O impacto da reforma na tributação de multinacionais e big techs

Introdução

O governo atual está em processo de elaboração de uma reforma tributária abrangente, visando modernizar o sistema fiscal brasileiro. Uma das medidas chave desta reforma é a introdução de um imposto mínimo efetivo de 15% sobre o lucro de multinacionais que operam no Brasil. Esta proposta visa alinhar o Brasil às discussões globais lideradas pela Organização para Cooperação e Desenvolvimento Econômico (OCDE), que negocia a implementação de um imposto mínimo global para combater a erosão da base tributária e a transferência de lucros para jurisdições de baixa ou nenhuma tributação.

Além da introdução do imposto mínimo para multinacionais, a reforma prevê a revisão de práticas fiscais como o uso dos juros sobre o capital próprio (JCP) pelas empresas.

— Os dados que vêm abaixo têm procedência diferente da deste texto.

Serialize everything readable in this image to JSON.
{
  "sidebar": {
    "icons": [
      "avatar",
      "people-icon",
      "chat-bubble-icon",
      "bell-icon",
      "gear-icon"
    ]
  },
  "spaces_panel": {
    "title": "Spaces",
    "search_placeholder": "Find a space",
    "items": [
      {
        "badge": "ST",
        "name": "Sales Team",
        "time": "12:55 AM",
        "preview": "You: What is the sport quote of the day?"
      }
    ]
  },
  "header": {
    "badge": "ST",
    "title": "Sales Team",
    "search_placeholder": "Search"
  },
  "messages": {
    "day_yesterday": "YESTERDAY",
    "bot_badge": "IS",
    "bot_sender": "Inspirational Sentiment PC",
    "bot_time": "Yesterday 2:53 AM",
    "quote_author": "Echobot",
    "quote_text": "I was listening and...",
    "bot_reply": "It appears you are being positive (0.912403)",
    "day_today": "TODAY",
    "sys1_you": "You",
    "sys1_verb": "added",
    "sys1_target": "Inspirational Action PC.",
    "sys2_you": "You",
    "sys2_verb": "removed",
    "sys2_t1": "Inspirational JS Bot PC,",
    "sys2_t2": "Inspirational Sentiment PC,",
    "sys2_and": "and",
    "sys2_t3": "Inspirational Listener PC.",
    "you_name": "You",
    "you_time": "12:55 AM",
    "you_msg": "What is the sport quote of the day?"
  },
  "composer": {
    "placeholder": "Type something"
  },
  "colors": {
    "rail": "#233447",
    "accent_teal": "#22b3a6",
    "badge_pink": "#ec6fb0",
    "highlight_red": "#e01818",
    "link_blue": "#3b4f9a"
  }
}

Essa revisão busca limitar ou abolir mecanismos que permitem às empresas reduzir artificialmente sua carga tributária, corrigindo distorções e promovendo uma distribuição mais justa dos encargos fiscais. A medida dialoga com iniciativas internacionais e reflete um esforço para adequar o sistema tributário brasileiro às práticas recomendadas globalmente, garantindo que grandes corporações contribuam de forma justa para a economia onde geram seus lucros.

A reforma também contempla a tributação dos lucros corporativos, propondo uma alíquota de referência de 15%. Esta medida, que visa harmonizar a tributação com os padrões internacionais, poderia possibilitar uma redução na carga tributária sobre as empresas em termos de Imposto de Renda da Pessoa Jurídica (IRPJ) e Contribuição Social sobre o Lucro Líquido (CSLL).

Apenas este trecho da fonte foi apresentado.